Question

Calculate the length of the chain ABCD? See picture below.

Answer 1

`~~57.21cm`

Explanation:

In this diagram both CD and AB are two direct common tangents of two circles of centers `O_1 and O_2`

Both the tangents are perpendicular at the points of contact with the radii of the circles.

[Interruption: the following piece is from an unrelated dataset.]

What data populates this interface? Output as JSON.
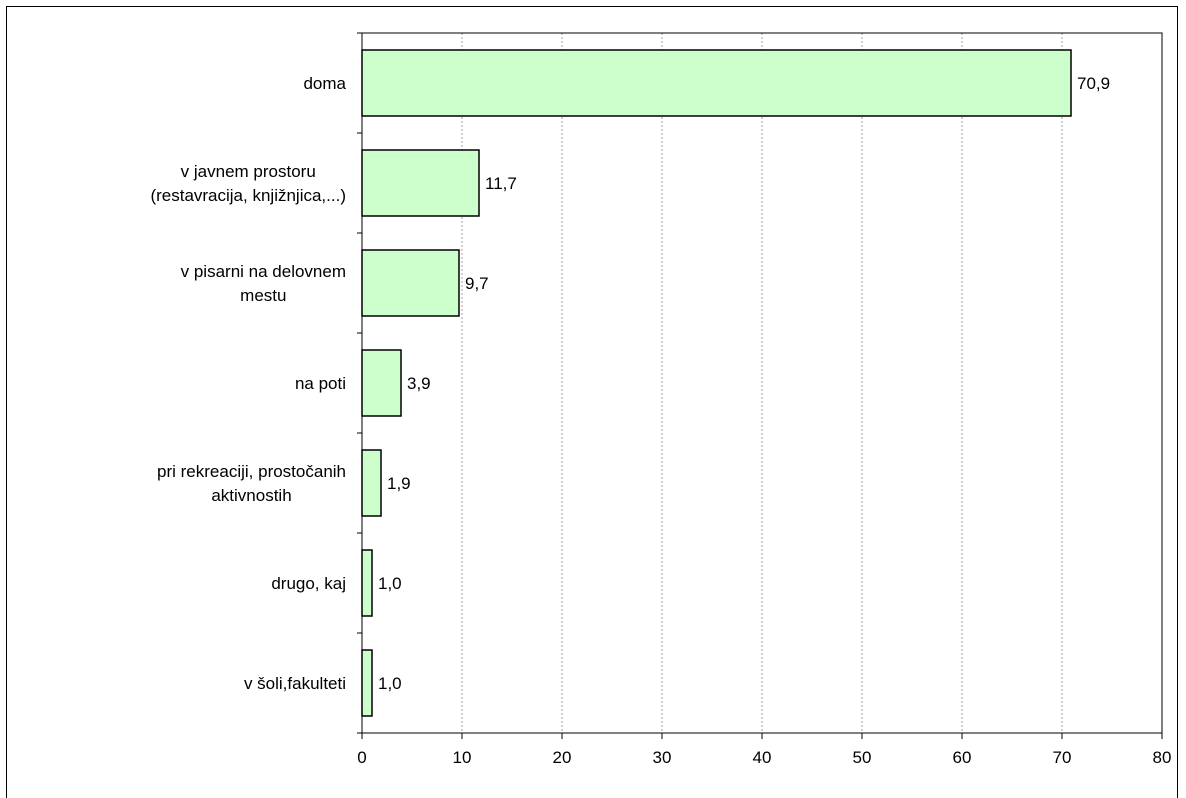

If we draw a line `O_2E` parallel to CD from the point `O_2` and it intersects `O_1D` at E, then `DCO_2E` will be a rectangle.

Now in `DeltaO_1O_2E`

`O_1E=O_1D-DE=O_1D-O_2C=(8-3)cm=5cm`

`CD=O_2E=sqrt(O_1O_2^2-O_1E^2)`

`=sqrt(25^2-5^2)`

`=10sqrt6 cm`

So

`cos/_DO_1O_2 = cos/_EO_1O_2`

`=(O_1E)/(O_1O_2)=5/25=1/5`

`=>/_DO_1O_2 =cos^-1(1/5)`

Now

`/_CO_2B=/_DO_1A=2/_DO_1O_2`

`=2cos^-1(1/5)=2.74rad`

So
`"arcCB"/(O_2B)=2.74`

`=>arcCB=2.74xxO_2B=2.74xx3=8.22cm`

So length of the chain ABCD

`=AB+CD+arcBC`

`=2CD+arcBC`

`=2xx10sqrt6+8.22~~57.21cm`

If the full chain length in red is required then we are to measure the arc length opposite to reflex`/_DO_1A`

Now

reflex`/_DO_1A=2pi-2.74~~3.54rad`

So arc length opposite to reflex`/_DO_1A`
`=8xx3.54=28.32`

So total chain length `=57.21+28.32=85.53 cm`

Answer 2

Explanatory steps to solution already posted by @dk_ch

Explanation:

Length of the chain `ABCD=DC+"minor arc "CB+BA` ......(1)

In the given picture both `DC and AB` are two common tangents of two circular cogs having respective centers `O_1 and O_2`

The tangents are perpendicular to respective radii of the circles at the points of contact.

Construction:
Let us we draw a line `O_2E` parallel to `DC` from the point `O_2` aso that it meets radius `O_1D` at `E`. As the figure `DCO_2E` has all internal angles `90^@`, it is a rectangle.

From construction
Opposite sides of rectangle are equal
`:.` Sides `DE=CO_2=3cm` ...(2)

In the right `Delta EO_1O_2`

`EO_1="Radius of bigger cog"-"Side DE"=DO_1-DE`
Using (3)
`EO_1=8-3=5cm`

Also side `DC=O_2E=sqrt((O_1O_2)^2-(O_1E)^2)`

`=>DC=sqrt(25^2-5^2)`

`=>DC=10sqrt6 cm`

From symmetry `DC=AB=10sqrt6 cm` ......(3)

To calculate `"minor arc "CB` we need to find minor `angleCO_2B`.
Which is `=`minor `angleDO_1A`

Again in the right `Delta EO_1O_2`

`cos/_EO_1O_2=(O_1E)/(O_1O_2)=5/25=1/5`

`=>/_EO_1O_2 =cos^-1(1/5)`

Now from symmetry

minor `/_CO_2B=` minor `/_DO_1A=2/_EO_1O_2`

`=2cos^-1(1/5)` .......(4)

We know that in a circle of radius `r` length of arc which subtends an angle `theta` at the center
Length of arc`=rtheta`
where `theta` is in radians.

`=>"minor arc "CB"=(O_2B)xx2cos^-1(1/5)`
`=>"minor arc "CB"=3xx2cos^-1(1/5)`
`=>"minor arc "CB"=6cos^-1(1/5)` ...... (5)

Inserting values from (4) and (5) in equation (1) we get

Length of the chain `ABCD=10sqrt6+6cos^-1(1/5)+10sqrt6`
`=>`Length of the chain `ABCD=20sqrt6+6cos^-1(1/5)`
`=>`Length of the chain `ABCD=48.99+8.22=57.2cm`, rounded to one decimal place.